I haven't posted a true "post" yet so, I guess today is as good as any.

As the summer nears an end, well, at least from my perspective since school is about to start and football season is about to be here to usher in the fall, I feel the need to take stock of my year so far.

I'm now reading my 28th novel this year. I'm not sure what that says about me, considering I work full time, and a mother of two girls age 5 and under, but, it doesn't feel like I've wasted my time. Honest. I discovered an author that grips me as much as Thomas Hardy did in the contemporary American writer, Philip Roth.

I've always leaned toward American fiction even though my first loves were classic 18th and early 19th century British novelists. But now, I am back to the good ole USofA.

Yep...something about the American spirit, the robustness of it, the manner of speech, the brashness softened only by the hope that can't help but be there. In a sense, it's almost as if the American writer is unaware of just how upbeat even the most despairing or dire of circumstances come across in the writing if only because there is the idea, the notion that, there is "the othere side." In American fiction, that idea is always just beneath the surface.

The central struggle presented in American fiction is the struggle over simply--how do you get there? How does one make it? What exercises in either futility or practicality does one undertake to get to some place of contentment even if not happiness? Because in American fiction that "place" does exist.

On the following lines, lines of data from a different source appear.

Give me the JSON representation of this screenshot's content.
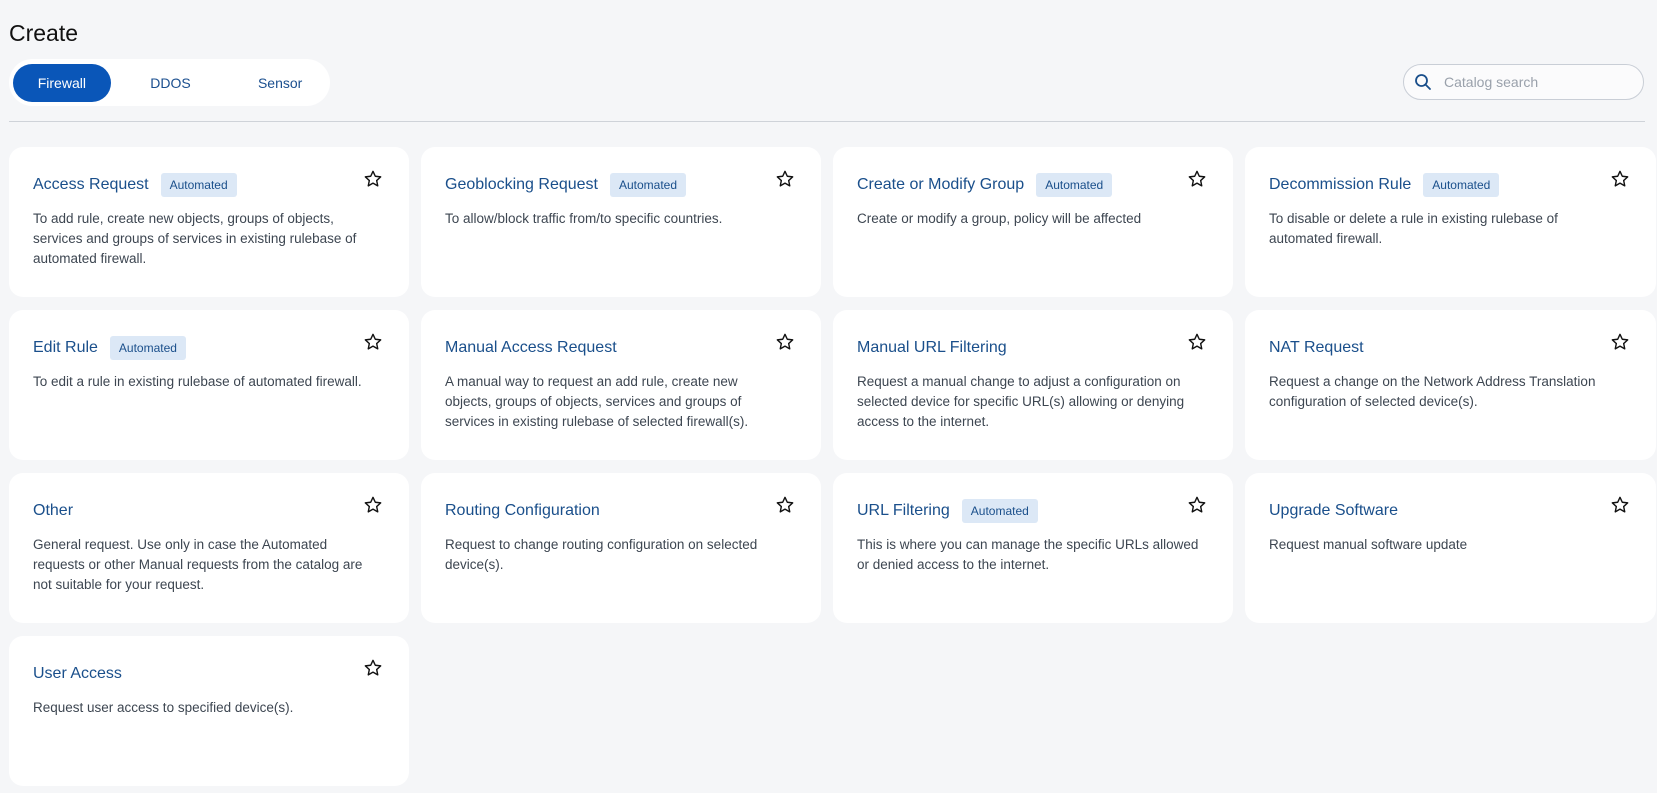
{
  "page": {
    "title": "Create"
  },
  "tabs": [
    {
      "label": "Firewall",
      "active": true
    },
    {
      "label": "DDOS",
      "active": false
    },
    {
      "label": "Sensor",
      "active": false
    }
  ],
  "search": {
    "placeholder": "Catalog search",
    "value": ""
  },
  "colors": {
    "accent": "#0a56b8",
    "title": "#1a4f8b",
    "badge_bg": "#dce8f6",
    "background": "#f5f6f8"
  },
  "badge_label": "Automated",
  "cards": [
    {
      "title": "Access Request",
      "badge": "Automated",
      "description": "To add rule, create new objects, groups of objects, services and groups of services in existing rulebase of automated firewall."
    },
    {
      "title": "Geoblocking Request",
      "badge": "Automated",
      "description": "To allow/block traffic from/to specific countries."
    },
    {
      "title": "Create or Modify Group",
      "badge": "Automated",
      "description": "Create or modify a group, policy will be affected"
    },
    {
      "title": "Decommission Rule",
      "badge": "Automated",
      "description": "To disable or delete a rule in existing rulebase of automated firewall."
    },
    {
      "title": "Edit Rule",
      "badge": "Automated",
      "description": "To edit a rule in existing rulebase of automated firewall."
    },
    {
      "title": "Manual Access Request",
      "badge": "",
      "description": "A manual way to request an add rule, create new objects, groups of objects, services and groups of services in existing rulebase of selected firewall(s)."
    },
    {
      "title": "Manual URL Filtering",
      "badge": "",
      "description": "Request a manual change to adjust a configuration on selected device for specific URL(s) allowing or denying access to the internet."
    },
    {
      "title": "NAT Request",
      "badge": "",
      "description": "Request a change on the Network Address Translation configuration of selected device(s)."
    },
    {
      "title": "Other",
      "badge": "",
      "description": "General request. Use only in case the Automated requests or other Manual requests from the catalog are not suitable for your request."
    },
    {
      "title": "Routing Configuration",
      "badge": "",
      "description": "Request to change routing configuration on selected device(s)."
    },
    {
      "title": "URL Filtering",
      "badge": "Automated",
      "description": "This is where you can manage the specific URLs allowed or denied access to the internet."
    },
    {
      "title": "Upgrade Software",
      "badge": "",
      "description": "Request manual software update"
    },
    {
      "title": "User Access",
      "badge": "",
      "description": "Request user access to specified device(s)."
    }
  ],
  "icons": {
    "search": "search-icon",
    "favorite": "star-icon"
  }
}
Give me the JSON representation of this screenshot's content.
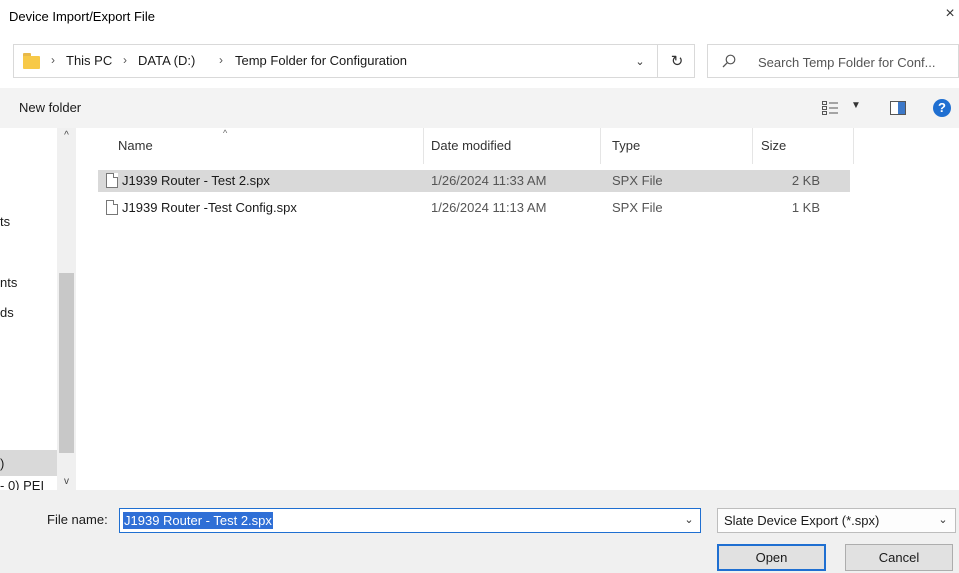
{
  "window": {
    "title": "Device Import/Export File",
    "close_glyph": "×"
  },
  "address": {
    "crumbs": [
      "This PC",
      "DATA (D:)",
      "Temp Folder for Configuration"
    ],
    "separator": "›",
    "dropdown_glyph": "⌄",
    "refresh_glyph": "↻"
  },
  "search": {
    "placeholder": "Search Temp Folder for Conf..."
  },
  "toolbar": {
    "new_folder": "New folder",
    "help": "?"
  },
  "nav": {
    "items": [
      "ts",
      "nts",
      "ds",
      ")",
      "- 0) PEI"
    ]
  },
  "columns": {
    "name": "Name",
    "date": "Date modified",
    "type": "Type",
    "size": "Size"
  },
  "files": [
    {
      "name": "J1939 Router - Test 2.spx",
      "date": "1/26/2024 11:33 AM",
      "type": "SPX File",
      "size": "2 KB",
      "selected": true
    },
    {
      "name": "J1939 Router -Test Config.spx",
      "date": "1/26/2024 11:13 AM",
      "type": "SPX File",
      "size": "1 KB",
      "selected": false
    }
  ],
  "bottom": {
    "file_name_label": "File name:",
    "file_name_value": "J1939 Router - Test 2.spx",
    "file_type": "Slate Device Export (*.spx)",
    "open_label": "Open",
    "cancel_label": "Cancel"
  },
  "colors": {
    "accent": "#1f6fd1",
    "selection": "#d9d9d9",
    "folder": "#f7c948"
  }
}
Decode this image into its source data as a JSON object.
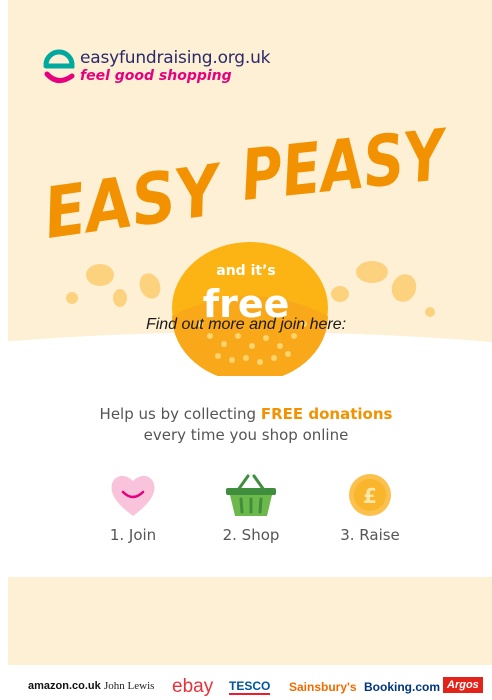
{
  "logo": {
    "url": "easyfundraising.org.uk",
    "tagline": "feel good shopping"
  },
  "headline": {
    "word1": "EASY",
    "word2": "PEASY"
  },
  "lemon": {
    "line1": "and it’s",
    "line2": "free"
  },
  "find_out": "Find out more and join here:",
  "help": {
    "prefix": "Help us by collecting ",
    "highlight": "FREE donations",
    "line2": "every time you shop online"
  },
  "steps": [
    {
      "label": "1. Join",
      "icon": "heart-icon"
    },
    {
      "label": "2. Shop",
      "icon": "basket-icon"
    },
    {
      "label": "3. Raise",
      "icon": "pound-coin-icon"
    }
  ],
  "brands": [
    "amazon.co.uk",
    "John Lewis",
    "ebay",
    "TESCO",
    "Sainsbury's",
    "Booking.com",
    "Argos"
  ],
  "colors": {
    "cream": "#fdf0d5",
    "orange": "#f39200",
    "pink": "#e6007e",
    "teal": "#00a99d",
    "lemon": "#fbb414"
  }
}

I'm not saying that this idea is not true for other countries but it is rather especially true for American fiction from James Fenimore Cooper to Nathaniel Hawthorne to Mark Twain to F. Scott Fitzgerald and Ernest Hemingway...to even the African-American writers like Ralph Ellison, Richard Wright, and Alice Walker who, despite the state of America during their writings, still found a way to have hope, to fight for it even. Or Jewish American writers like Bernard Malamud and Philip Roth who wrote almost exclusively about Jewish American characters and their struggles to reach that "place" in American culture.

Today, in reading Charles Baxter I see it. I see it even in Robert James Waller or Alice Seebold, writers of completely different genres but nonetheless, the notion of "hope" is there.

Hope is that place. It's where American fiction does what American poetry cannot. It's a map to the other side, filled with not just a voice or of images...but of dialogue, conversations on how to get there.